What Paul? Aren’t you in prison? How can you be content with that? It’s because he knows the secret to being content—and he reveals that secret in the next verse.
“I can do all things through Him who strengthens me.”
Paul says, the secret to being content is Christ. In any situation, even if you are alone in a dark Roman prison, you can be content through Christ’s strength. That’s what Philippians means by doing “all things through Him.” It’s about finding complete satisfaction in Jesus Christ, even in the middle of the valley of the shadow of death.
So Philippians 4:13 is not talking about accomplishing anything through Christ. Can we do great things with Christ, things only possible with His strength? Of course. But Jesus is not Siri, waiting for us to give Him requests to fulfill.
I think such a belief can be subtly dangerous. It gives a whiff of the Prosperity Gospel—the idea that Jesus’ work on the cross accomplished for me not only spiritual victory over sin but physical victory over sickness, poverty, and hardship. It says, if I believe hard enough and take hold of that victory, Jesus will make me healthy, wealthy, accomplish my dreams, give me a hot spouse and kids that behave, and I’ll die at an old age peacefully in my sleep.
It’s about using Jesus as a genie to get more stuff.
This idea is profoundly unhelpful. What happens if you don’t accomplish that goal you were pining for? You fail the test. You don’t get the job. You lose the game. Your mortgage goes belly-up. What went wrong? By the old logic of Philippians 4:13, either you didn’t believe Jesus could do it or Jesus can’t do it. Tell that to someone who just found out that their cancer came back and you’ll quickly see how this interpretation falls apart.

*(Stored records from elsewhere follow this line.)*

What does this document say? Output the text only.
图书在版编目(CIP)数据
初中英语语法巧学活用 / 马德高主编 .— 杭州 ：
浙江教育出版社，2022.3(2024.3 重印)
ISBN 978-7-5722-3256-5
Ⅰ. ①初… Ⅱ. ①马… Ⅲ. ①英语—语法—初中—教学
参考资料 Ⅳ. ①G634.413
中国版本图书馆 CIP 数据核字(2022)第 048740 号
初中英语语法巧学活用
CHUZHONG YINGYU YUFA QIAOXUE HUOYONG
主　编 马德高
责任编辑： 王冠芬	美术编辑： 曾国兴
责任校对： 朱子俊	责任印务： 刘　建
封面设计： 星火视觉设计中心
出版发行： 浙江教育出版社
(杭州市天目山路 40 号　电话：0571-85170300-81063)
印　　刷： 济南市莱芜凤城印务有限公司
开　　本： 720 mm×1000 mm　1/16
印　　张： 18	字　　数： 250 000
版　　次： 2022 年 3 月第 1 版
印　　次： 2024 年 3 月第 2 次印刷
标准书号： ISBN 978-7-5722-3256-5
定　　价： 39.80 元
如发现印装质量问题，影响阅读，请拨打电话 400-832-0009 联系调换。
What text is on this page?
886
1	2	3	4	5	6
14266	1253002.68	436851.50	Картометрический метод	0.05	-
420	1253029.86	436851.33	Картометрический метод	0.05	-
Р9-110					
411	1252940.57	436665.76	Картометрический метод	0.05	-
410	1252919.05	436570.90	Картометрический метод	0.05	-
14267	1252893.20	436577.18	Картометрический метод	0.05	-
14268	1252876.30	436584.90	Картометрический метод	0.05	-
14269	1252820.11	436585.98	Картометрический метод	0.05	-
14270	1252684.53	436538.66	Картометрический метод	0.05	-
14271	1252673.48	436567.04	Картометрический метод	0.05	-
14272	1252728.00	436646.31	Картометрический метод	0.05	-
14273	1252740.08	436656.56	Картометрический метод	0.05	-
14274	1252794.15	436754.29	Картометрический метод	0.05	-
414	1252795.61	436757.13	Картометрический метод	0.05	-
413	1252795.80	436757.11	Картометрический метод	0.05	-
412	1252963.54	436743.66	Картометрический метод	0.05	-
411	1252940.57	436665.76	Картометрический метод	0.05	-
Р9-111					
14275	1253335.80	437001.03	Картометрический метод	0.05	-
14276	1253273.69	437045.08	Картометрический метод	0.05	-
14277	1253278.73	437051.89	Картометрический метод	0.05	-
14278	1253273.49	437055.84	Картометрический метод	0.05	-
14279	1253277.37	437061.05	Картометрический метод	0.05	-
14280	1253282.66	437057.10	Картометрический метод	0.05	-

Paul couldn’t get the thorn out of his flesh. Timothy couldn’t heal his stomach ailment. What was wrong with their faith? Nothing. In fact their faith was strengthened because of their trials.
Knowing what this verse means in its context should actually give us more encouragement than less.
We are not promised that hardship will avoid us. We live in a broken world and it takes its toll. But we are promised that in the middle of the hardest things life can throw at you Christ will still be sufficient for you, His power is made perfect in weakness, and you can make it through His strength.
Now that is something far more valuable than getting an “A” on the test.